First off, just to be confusing, is a book I didn't get in the mail. I bought it yesterday, in an actual physical bookstore -- the kind that are supposed to be DOOMED -- in the form of a stack of papers inside a cloth cover (also supposedly DOOMED), after ordering it online to be sure it would be there. And that book is A Drop of the Hard Stuff, the seventeenth novel about the detective Matt Scudder, and it was written by the incomparable Lawrence Block. It's the first new book in the series since 2005's All the Flowers Are Dying, and it's a flashback novel, like When the Sacred Ginmill Closes, which is most people's choice (including mine) for the best book in a series of excellent novels. So I'm greatly looking forward to it -- so much so that even a guy who gets books in the mail all the time was willing to not only pay money, but actually go out to a real old-fashioned store and pick it up with his own hands the week of publication. If you haven't read Block before, don't start with this one -- either go find Sacred Ginmill or just start at the beginning of the series, The Sins of the Fathers. If you have read Block before, this is your signal to get to your preferred bookseller ASAP for your own copy of Hard Stuff, just published in hardcover by Mullholland Books, the new mystery imprint of Little, Brown. (And my "mystery imprint," I mean "imprint that sells books which are mystery novels," and not "imprint whose output will be deeply mysterious" -- though the latter would be an interesting experiment for some publisher with deep pockets and the willingness to lose a lot of money.)

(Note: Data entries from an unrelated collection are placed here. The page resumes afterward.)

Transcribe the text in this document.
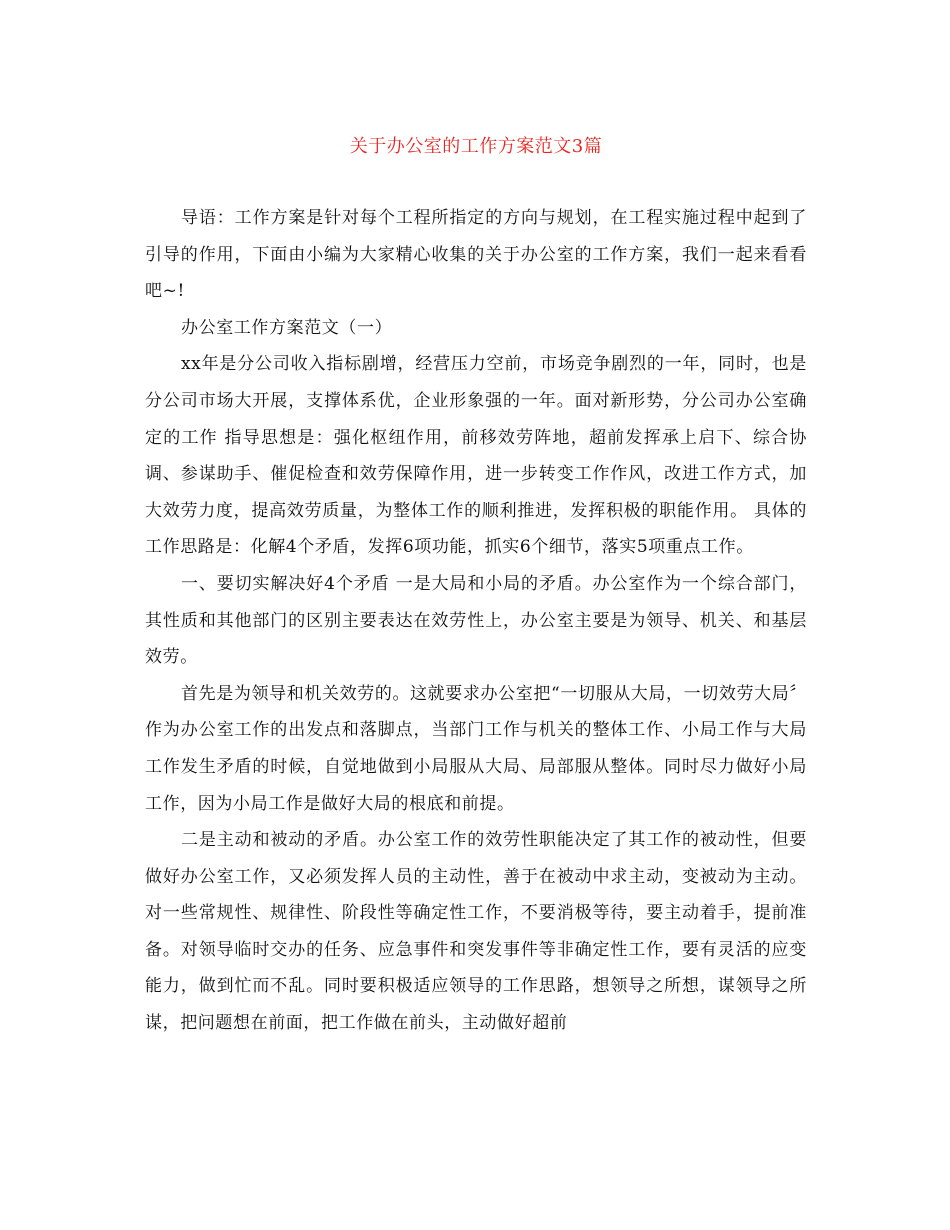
关于办公室的工作方案范文3篇

导语：工作方案是针对每个工程所指定的方向与规划，在工程实施过程中起到了引导的作用，下面由小编为大家精心收集的关于办公室的工作方案，我们一起来看看吧~!

办公室工作方案范文（一）

xx年是分公司收入指标剧增，经营压力空前，市场竞争剧烈的一年，同时，也是分公司市场大开展，支撑体系优，企业形象强的一年。面对新形势，分公司办公室确定的工作 指导思想是：强化枢纽作用，前移效劳阵地，超前发挥承上启下、综合协调、参谋助手、催促检查和效劳保障作用，进一步转变工作作风，改进工作方式，加大效劳力度，提高效劳质量，为整体工作的顺利推进，发挥积极的职能作用。 具体的工作思路是：化解4个矛盾，发挥6项功能，抓实6个细节，落实5项重点工作。

一、要切实解决好4个矛盾 一是大局和小局的矛盾。办公室作为一个综合部门，其性质和其他部门的区别主要表达在效劳性上，办公室主要是为领导、机关、和基层效劳。

首先是为领导和机关效劳的。这就要求办公室把“一切服从大局，一切效劳大局〞作为办公室工作的出发点和落脚点，当部门工作与机关的整体工作、小局工作与大局工作发生矛盾的时候，自觉地做到小局服从大局、局部服从整体。同时尽力做好小局工作，因为小局工作是做好大局的根底和前提。

二是主动和被动的矛盾。办公室工作的效劳性职能决定了其工作的被动性，但要做好办公室工作，又必须发挥人员的主动性，善于在被动中求主动，变被动为主动。对一些常规性、规律性、阶段性等确定性工作，不要消极等待，要主动着手，提前准备。对领导临时交办的任务、应急事件和突发事件等非确定性工作，要有灵活的应变能力，做到忙而不乱。同时要积极适应领导的工作思路，想领导之所想，谋领导之所谋，把问题想在前面，把工作做在前头，主动做好超前
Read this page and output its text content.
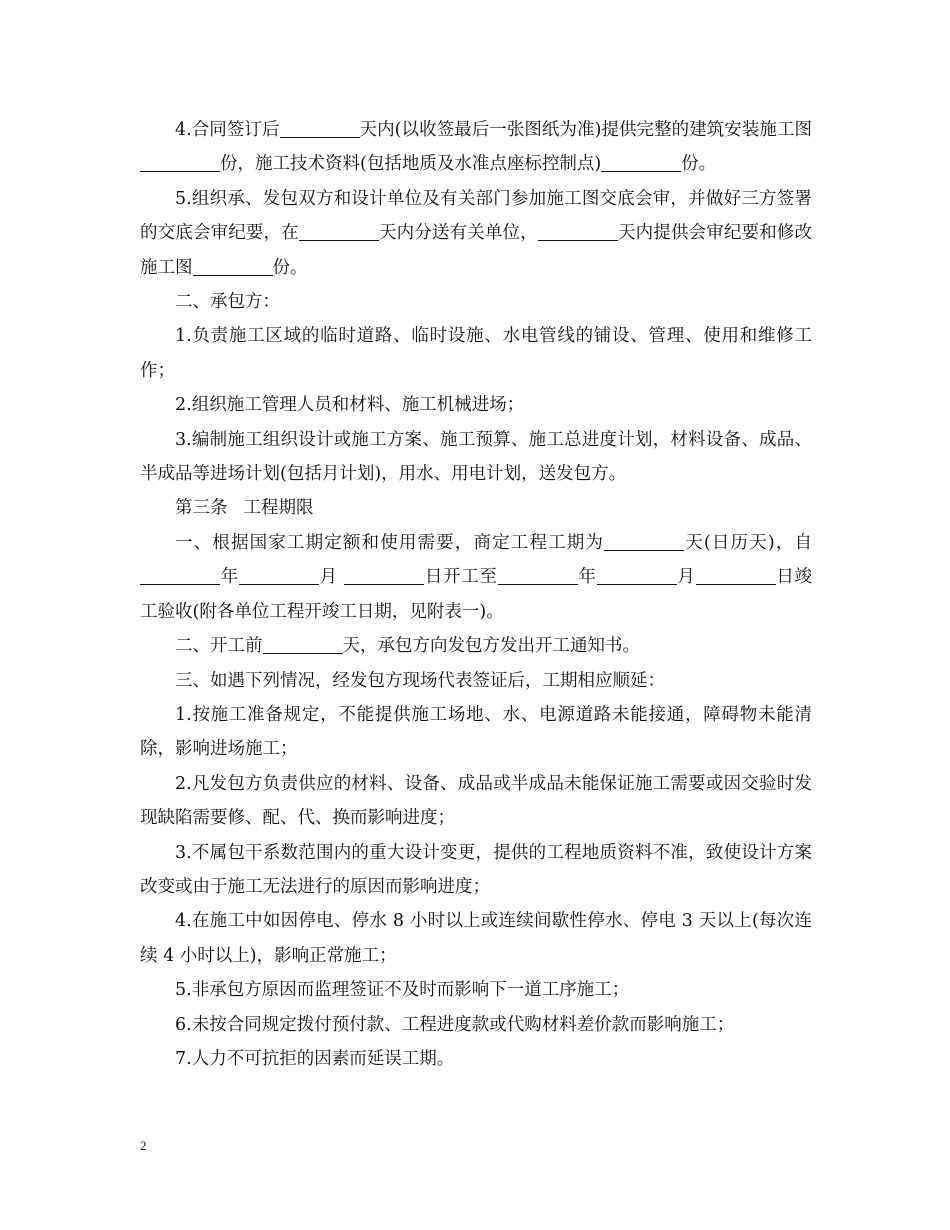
4.合同签订后	天内(以收签最后一张图纸为准)提供完整的建筑安装施工图份，施工技术资料(包括地质及水准点座标控制点)	份。

5.组织承、发包双方和设计单位及有关部门参加施工图交底会审，并做好三方签署的交底会审纪要，在	天内分送有关单位，	天内提供会审纪要和修改施工图	份。

二、承包方：

1.负责施工区域的临时道路、临时设施、水电管线的铺设、管理、使用和维修工作；

2.组织施工管理人员和材料、施工机械进场；

3.编制施工组织设计或施工方案、施工预算、施工总进度计划，材料设备、成品、半成品等进场计划(包括月计划)，用水、用电计划，送发包方。

第三条 工程期限

一、根据国家工期定额和使用需要，商定工程工期为	天(日历天)，自年	月	日开工至	年	月	日竣工验收(附各单位工程开竣工日期，见附表一)。

二、开工前	天，承包方向发包方发出开工通知书。

三、如遇下列情况，经发包方现场代表签证后，工期相应顺延：

1.按施工准备规定，不能提供施工场地、水、电源道路未能接通，障碍物未能清除，影响进场施工；

2.凡发包方负责供应的材料、设备、成品或半成品未能保证施工需要或因交验时发现缺陷需要修、配、代、换而影响进度；

3.不属包干系数范围内的重大设计变更，提供的工程地质资料不准，致使设计方案改变或由于施工无法进行的原因而影响进度；

4.在施工中如因停电、停水 8 小时以上或连续间歇性停水、停电 3 天以上(每次连续 4 小时以上)，影响正常施工；

5.非承包方原因而监理签证不及时而影响下一道工序施工；

6.未按合同规定拨付预付款、工程进度款或代购材料差价款而影响施工；

7.人力不可抗拒的因素而延误工期。

2
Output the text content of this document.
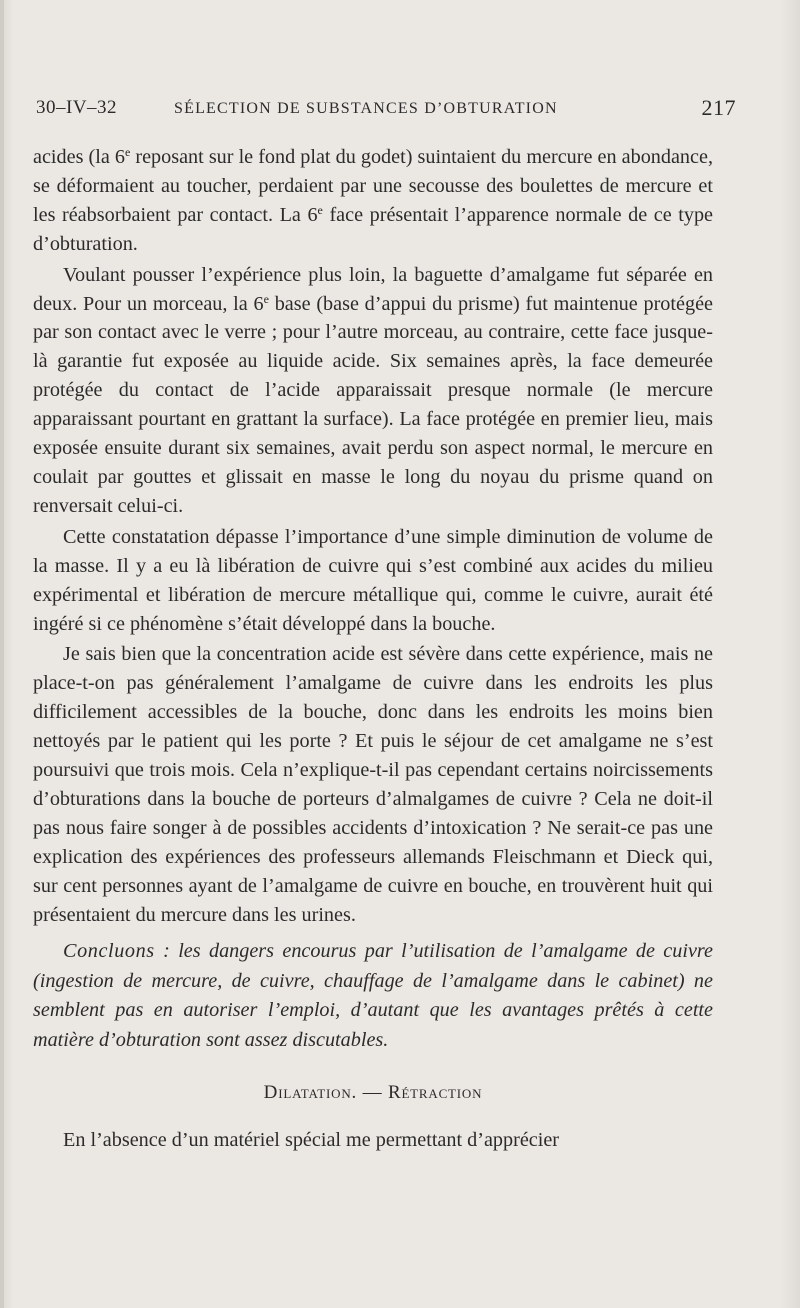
30–IV–32	SÉLECTION DE SUBSTANCES D’OBTURATION	217

acides (la 6e reposant sur le fond plat du godet) suintaient du mercure en abondance, se déformaient au toucher, perdaient par une secousse des boulettes de mercure et les réabsorbaient par contact. La 6e face présentait l’apparence normale de ce type d’obturation.

Voulant pousser l’expérience plus loin, la baguette d’amalgame fut séparée en deux. Pour un morceau, la 6e base (base d’appui du prisme) fut maintenue protégée par son contact avec le verre ; pour l’autre morceau, au contraire, cette face jusque-là garantie fut exposée au liquide acide. Six semaines après, la face demeurée protégée du contact de l’acide apparaissait presque normale (le mercure apparaissant pourtant en grattant la surface). La face protégée en premier lieu, mais exposée ensuite durant six semaines, avait perdu son aspect normal, le mercure en coulait par gouttes et glissait en masse le long du noyau du prisme quand on renversait celui-ci.

Cette constatation dépasse l’importance d’une simple diminution de volume de la masse. Il y a eu là libération de cuivre qui s’est combiné aux acides du milieu expérimental et libération de mercure métallique qui, comme le cuivre, aurait été ingéré si ce phénomène s’était développé dans la bouche.

Je sais bien que la concentration acide est sévère dans cette expérience, mais ne place-t-on pas généralement l’amalgame de cuivre dans les endroits les plus difficilement accessibles de la bouche, donc dans les endroits les moins bien nettoyés par le patient qui les porte ? Et puis le séjour de cet amalgame ne s’est poursuivi que trois mois. Cela n’explique-t-il pas cependant certains noircissements d’obturations dans la bouche de porteurs d’almalgames de cuivre ? Cela ne doit-il pas nous faire songer à de possibles accidents d’intoxication ? Ne serait-ce pas une explication des expériences des professeurs allemands Fleischmann et Dieck qui, sur cent personnes ayant de l’amalgame de cuivre en bouche, en trouvèrent huit qui présentaient du mercure dans les urines.

Concluons : les dangers encourus par l’utilisation de l’amalgame de cuivre (ingestion de mercure, de cuivre, chauffage de l’amalgame dans le cabinet) ne semblent pas en autoriser l’emploi, d’autant que les avantages prêtés à cette matière d’obturation sont assez discutables.

Dilatation. — Rétraction

En l’absence d’un matériel spécial me permettant d’apprécier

And then on to the books that did come in the mail, of whom the first was Haven by Joel Shepherd. It's the fourth book in the "A Trial of Blood & Steel" epic fantasy series -- no points for guessing the template for that series title -- which began with Sasha. I still haven't read this series -- even when you read a book every day for a year, the new books pile up much faster than you can get to them -- but I did meet Shepherd once at a Worldcon, and, on that basis, I can say that his books are entirely worth your time and energy. Haven, which seems to end this series, was published on May 3rd in trade paperback by Pyr.

Turning to science fiction, I also saw a new book from Robert Charles Wilson this week: Vortex. It's the third book in the series that began with the Hugo-winning Spin and continued in Axis; I've read the first (my review is here) but not the second. Vortex will be a hardcover from Tor in July.

And last for this week is an odd book called Japanese Fantasy Manga, credited to the "Tokyo-based editorial group" ricorico. It's not a guide to the many actually existing fantasy manga series, nor is it a writing/drawing guide to creating manga with a fantasy flavor. Instead, it's a catalog of character types, skills, and monsters that you might find in a fantasy manga, or perhaps that you might use to create a fantasy manga yourself. The introduction says that the book is "structured like a role playing game (RPG), the fantasy hero games that spread like wildfire across Japan and then throughout East Asia, and  are now popular around the world," [1] though it also doesn't provide any actual RPG rules or statistics for these elements, just text descriptions. In short, I have no idea who would want this book, or what value it would provide to them -- this may, of course, be purely a failure of my imagination and knowledge. It does have a lot of decent four-color art, with a full-page for each element and plenty of spot art as well. And it will be published, as an oversized trade paperback with those fancy French flaps, by Harper Design on May 24th.


[1] Gary Gygax, among many others, might take umbrage at this description.